Saturday, November 04, 2006

Energy R&D Funding

I was surprised to learn how little the US is investing in energy research and development.

In the United States, annual federal spending for all energy research and development — not just the research aimed at climate-friendly technologies — is less than half what it was a quarter-century ago. It has sunk to $3 billion a year in the current budget from an inflation-adjusted peak of $7.7 billion in 1979, according to several different studies.
That is crazy. As the environmental and geo-political reasons get stronger to reduce our usage of fossil fuels, we are investing less in R&D. While President Bush is looking to increase this to $4.2 billion in 2007, this is still an order of magnitude lower then we need.

I think we should increase energy research and development funding to $30 billion a year. I have called for a $2 gasoline tax and using part of the revenue for increased research and development. Greg Mankiw estimates a $1 gasoline tax leading to $100 billion in tax revenue. At $2, that would generate $200 billion. Take $30 billion of that to fund energy R&D and use the other $170 billion to offset other taxes, possibly the payroll tax.

Green Car Congress has been documenting some of the DOE research grants, and while I like them, they are way too small in size. $8.6 million for alternative fuels, $700,000 for poplar trees, $16 million for Electric Vehicles, $100 million for fuel cells, $64 million for biomass to hydrogen, $17.5 million for biofuels research. Only Only $416 million was spent last year on climate-friendly, renewable technologies like wind, solar power, cellulosic ethanol and hydrogen.

To put government R&D spending in comparison:
Federal spending on medical research, by contrast, has nearly quadrupled, to $28 billion annually, since 1979. Military research has increased 260 percent, and at more than $75 billion a year is 20 times the amount spent on energy research.

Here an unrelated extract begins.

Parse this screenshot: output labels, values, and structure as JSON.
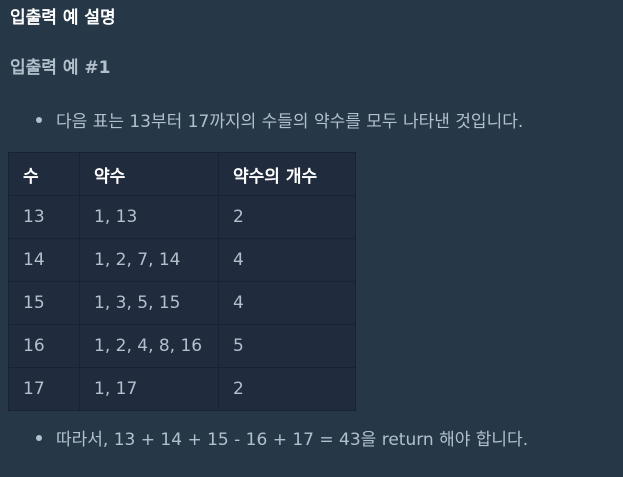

“We’ve got a $12 trillion capital investment in the world energy economy and a turnover time of 30 to 40 years,” said John P. Holdren, a physicist and climate expert at Harvard University and president of the American Association for the Advancement of Science. “If you want it to look different in 30 or 40 years, you’d better start now.”
Lets spend as much on energy R&D as we do on medical research.

The US is not alone in underfunding.
Internationally, government energy research trends are little different from those in the United States. Japan is the only economic power that increased research spending in recent decades, with growth focused on efficiency and solar technology, according to the International Energy Agency.
If the US was smart, we would ask other countries to match our increase in spending. The benefits of this R&D will help everyone in the world, so why shouldn't every country pitch in? The Europeans and Japanese get the benefits of US R&D in pharmaceuticals without paying their fair share. If American tax payers are going to be asked to fund the development of next generation energy sources, so should the Europeans and Japanese.

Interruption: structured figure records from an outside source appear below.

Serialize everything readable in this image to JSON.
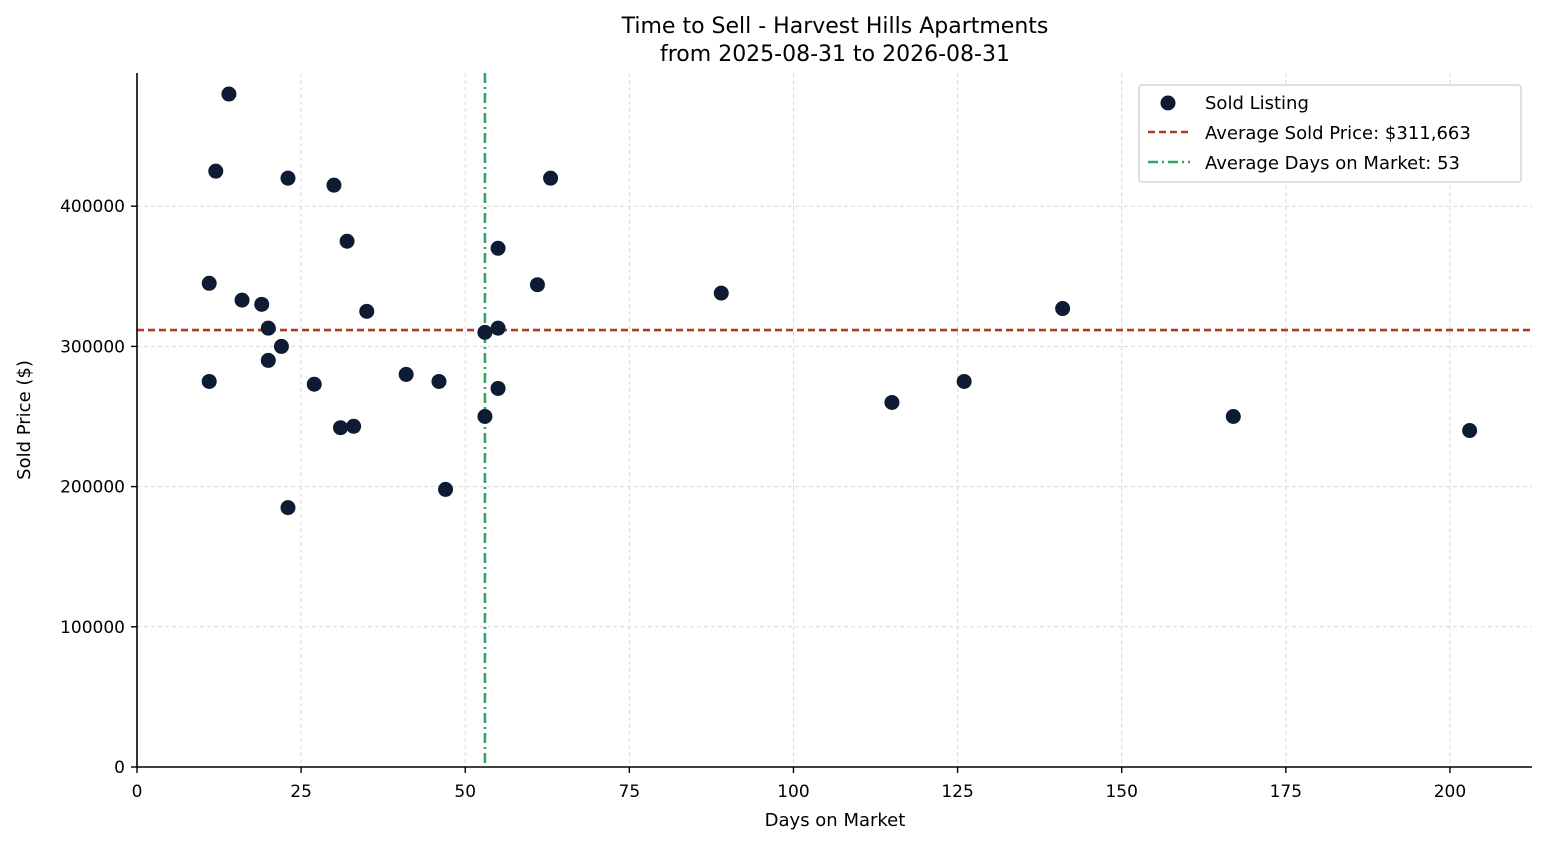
{
  "chart_data": {
    "type": "scatter",
    "title": "Time to Sell - Harvest Hills Apartments",
    "subtitle": "from 2025-08-31 to 2026-08-31",
    "xlabel": "Days on Market",
    "ylabel": "Sold Price ($)",
    "xlim": [
      0,
      212.5
    ],
    "ylim": [
      0,
      495000
    ],
    "xticks": [
      0,
      25,
      50,
      75,
      100,
      125,
      150,
      175,
      200
    ],
    "yticks": [
      0,
      100000,
      200000,
      300000,
      400000
    ],
    "grid": true,
    "legend_position": "top-right",
    "series": [
      {
        "name": "Sold Listing",
        "color": "#0d1b33",
        "points": [
          {
            "x": 14,
            "y": 480000
          },
          {
            "x": 12,
            "y": 425000
          },
          {
            "x": 23,
            "y": 420000
          },
          {
            "x": 30,
            "y": 415000
          },
          {
            "x": 63,
            "y": 420000
          },
          {
            "x": 32,
            "y": 375000
          },
          {
            "x": 55,
            "y": 370000
          },
          {
            "x": 11,
            "y": 345000
          },
          {
            "x": 61,
            "y": 344000
          },
          {
            "x": 16,
            "y": 333000
          },
          {
            "x": 19,
            "y": 330000
          },
          {
            "x": 35,
            "y": 325000
          },
          {
            "x": 20,
            "y": 313000
          },
          {
            "x": 53,
            "y": 310000
          },
          {
            "x": 55,
            "y": 313000
          },
          {
            "x": 22,
            "y": 300000
          },
          {
            "x": 20,
            "y": 290000
          },
          {
            "x": 11,
            "y": 275000
          },
          {
            "x": 27,
            "y": 273000
          },
          {
            "x": 41,
            "y": 280000
          },
          {
            "x": 46,
            "y": 275000
          },
          {
            "x": 55,
            "y": 270000
          },
          {
            "x": 53,
            "y": 250000
          },
          {
            "x": 31,
            "y": 242000
          },
          {
            "x": 33,
            "y": 243000
          },
          {
            "x": 47,
            "y": 198000
          },
          {
            "x": 23,
            "y": 185000
          },
          {
            "x": 89,
            "y": 338000
          },
          {
            "x": 141,
            "y": 327000
          },
          {
            "x": 115,
            "y": 260000
          },
          {
            "x": 126,
            "y": 275000
          },
          {
            "x": 167,
            "y": 250000
          },
          {
            "x": 203,
            "y": 240000
          }
        ]
      }
    ],
    "reference_lines": [
      {
        "orientation": "horizontal",
        "value": 311663,
        "color": "#b53a24",
        "style": "dashed",
        "label": "Average Sold Price: $311,663"
      },
      {
        "orientation": "vertical",
        "value": 53,
        "color": "#2ea661",
        "style": "dashdot",
        "label": "Average Days on Market: 53"
      }
    ]
  }
}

What should the increase in funding for R&D go towards? Increased efficiency of solar panels, new battery technology for cars, a way to store large amounts of energy from solar and wind power, improvements in bio-fuels, new nuclear technology, carbon sequestering, and other new radical ideas. Who knows where the winners will be, so invest in a portfolio of different ideas. Invest in the basic science and ideas that are 10 years or more from being practical.

Some might ask why the private market can't handle this.
While private investors and entrepreneurs are jumping into alternative energy projects, they cannot be counted on to solve such problems, economists say, because even the most aggressive venture capitalists want a big payback within five years.
It is all about time frame. Let private industry fund the ideas that are only a few years away from prime time, but have government fund the long range ideas. This was a successful strategy with respect to the Internet and microprocessors and it will be for energy as well.